The FizzBuzz problem is a very popular problem given by interviewers to programmers. The problem is to print numbers 1 to N, return “Fizz” for every number that is a multiple of 3, “Buzz” for every number that is a multiple of 5 and “FizzBuzz” for every number that is a multiple of 3 and 5. The problem might look easy but it is used to test a programmers coding habit. In this post, I am going to create a function that performs the above task using the for loop and functional approach.

# Using For Loop

```
FizzBuzz <- function(n){
x <- vector("double", n)
for(i in 1:n){
x[i] <- i
if(i%%3 == 0 & i%%5 == 0 ){
x[i] = "FizzBuzz"
}
else if(i%%3 == 0){
x[i] = "Fizz"
}
else if(i%%5 == 0)
x[i] = "Buzz"
}
print(x)
}
```

The function contains three conditions inside a for loop, the first condition takes a number and see if it is divisible by 3 and 5 to return “FizzBuzz” if this condition is not met, it goes to the second condition and see if the number is divisible by 3 and return “Fizz” also if this is not me, the third condition returns “Buzz” if the number is divisible by 5. If all these functions are not met, the function prints the number.
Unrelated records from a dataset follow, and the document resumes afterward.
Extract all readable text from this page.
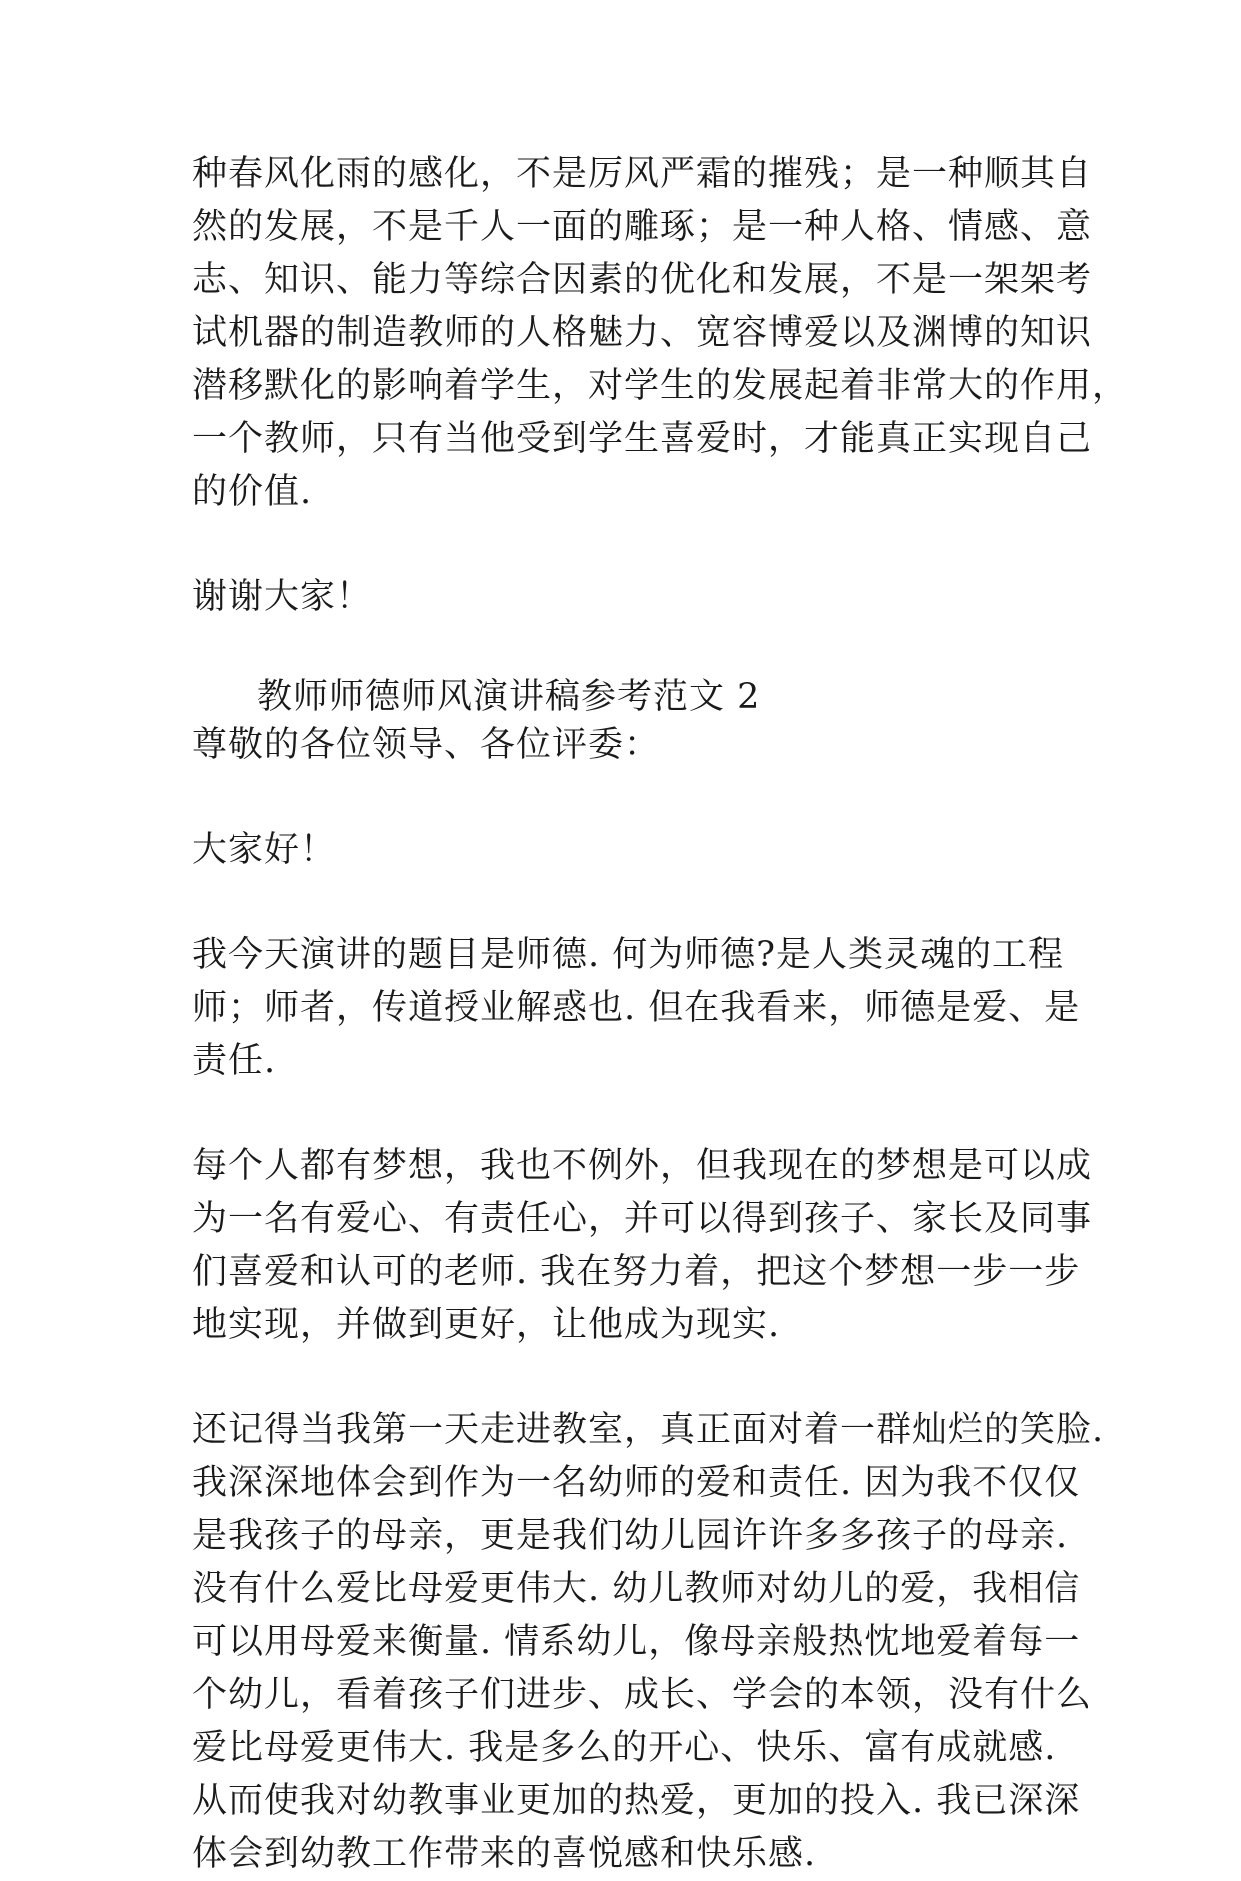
种春风化雨的感化，不是厉风严霜的摧残；是一种顺其自
然的发展，不是千人一面的雕琢；是一种人格、情感、意
志、知识、能力等综合因素的优化和发展，不是一架架考
试机器的制造教师的人格魅力、宽容博爱以及渊博的知识
潜移默化的影响着学生，对学生的发展起着非常大的作用，
一个教师，只有当他受到学生喜爱时，才能真正实现自己
的价值.
谢谢大家！
教师师德师风演讲稿参考范文 2
尊敬的各位领导、各位评委：
大家好！
我今天演讲的题目是师德. 何为师德?是人类灵魂的工程
师；师者，传道授业解惑也. 但在我看来，师德是爱、是
责任.
每个人都有梦想，我也不例外，但我现在的梦想是可以成
为一名有爱心、有责任心，并可以得到孩子、家长及同事
们喜爱和认可的老师. 我在努力着，把这个梦想一步一步
地实现，并做到更好，让他成为现实.
还记得当我第一天走进教室，真正面对着一群灿烂的笑脸.
我深深地体会到作为一名幼师的爱和责任. 因为我不仅仅
是我孩子的母亲，更是我们幼儿园许许多多孩子的母亲.
没有什么爱比母爱更伟大. 幼儿教师对幼儿的爱，我相信
可以用母爱来衡量. 情系幼儿，像母亲般热忱地爱着每一
个幼儿，看着孩子们进步、成长、学会的本领，没有什么
爱比母爱更伟大. 我是多么的开心、快乐、富有成就感.
从而使我对幼教事业更加的热爱，更加的投入. 我已深深
体会到幼教工作带来的喜悦感和快乐感.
Modular division `%%`

is used to see if the remainder is equal to zero or not.

`FizzBuzz(20)`

```
## [1] "1" "2" "Fizz" "4" "Buzz" "Fizz"
## [7] "7" "8" "Fizz" "Buzz" "11" "Fizz"
## [13] "13" "14" "FizzBuzz" "16" "17" "Fizz"
## [19] "19" "Buzz"
```

# Using functionals

```
FizzBuzz_2 <- function(n){
x <- seq(from = 1, to = n, by = 1)
fizz_buzz <- function(x){
if(x%%3 == 0 & x%%5 == 0){
print("FizzBuzz")
}
else if(x%%3 == 0){
print("Fizz")
}
else if(x%%5 == 0){
print("Buzz")
}
else(print(x))
}
fizzbuzz_return <- sapply(x, fizz_buzz)[0]
print(fizzbuzz_return)
}
```

In the function, a sequence of vector-matrix `x`

is created from 1 to `n`

using `seq()`

. Then a function with similar conditions as to the function in the for loop is created taking the vector of values `x`

as input. `sapply()`

is used to return the result of the function on the vector `x`

.

`FizzBuzz_2(20)`

```
## [1] 1
## [1] 2
## [1] "Fizz"
## [1] 4
## [1] "Buzz"
## [1] "Fizz"
## [1] 7
## [1] 8
## [1] "Fizz"
## [1] "Buzz"
## [1] 11
## [1] "Fizz"
## [1] 13
## [1] 14
## [1] "FizzBuzz"
## [1] 16
## [1] 17
## [1] "Fizz"
## [1] 19
## [1] "Buzz"
## character(0)
```

# Conclusion

Unlike other programming languages, most problems can be solved in R without using loops. This is known as vectorization and is the basis on which most R functions are built. This makes code look elegant, fast and easy to debug. That is all for this post, thanks for reading.